Malgrado due località siano ancora “in attesa di conferma, poiché sono in corso trattative finali con le autorità locali”, la Formula E ha anticipato “il più ampio calendario della storia”, almeno finora. Gli organizzatori riprovano anche nella prossima stagione, la numero 12, a far lievitare a 18 il numero degli ePrix con il coinvolgimento di dodici città fra le quali la vera novità è costituita da Madrid. Il mondiale elettrico anticipa i tempi della Formula 1, per la quale è l'amministrazione sta completando un tracciato cittadino, e riporta una competizione motoristica mondiale nella capitale spagnola a 37 anni di distanza dall'ultima volta. Solo che la riporta nel circuito permanente di Jarama, alla periferia di Madrid, che lo scorso novembre aveva ospitato i test ufficiali spostati da Valencia in seguito alle inondazioni.

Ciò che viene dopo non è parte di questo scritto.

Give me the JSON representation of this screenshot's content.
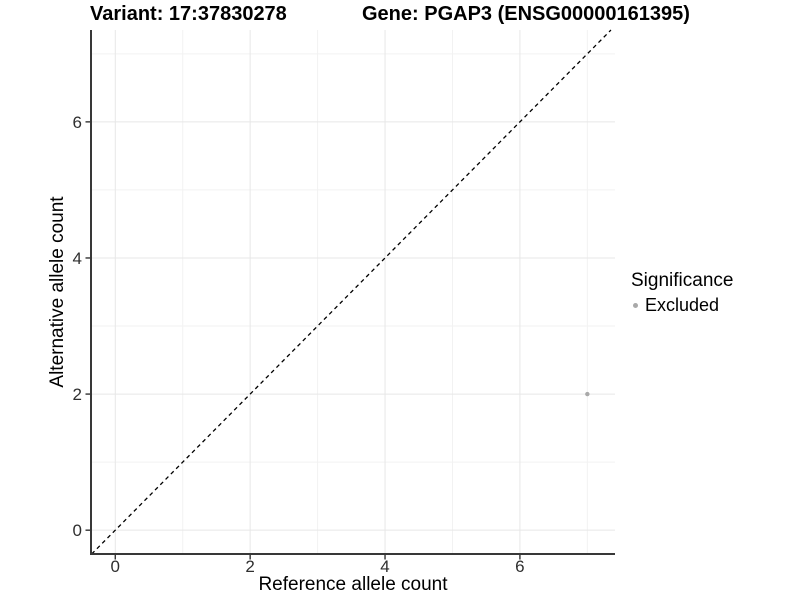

Miami è stata confermata, ma l'orgoglio di Jeff Dodds, il Ceo della Formula E, è la nuova localizzazione, ossia l'International Autodrome a due passi dell'Hard Rock Stadium: “Gareggiare qui – insiste il manager - porta la nostra presenza negli Stati Uniti a un altro livello in una struttura di livello mondiale”. Quella spagnola, il 21 marzo, sarà la prima gara europea e la quinta del calendario, mentre in Florida si correrà il 31 gennaio (ePrix numero 3).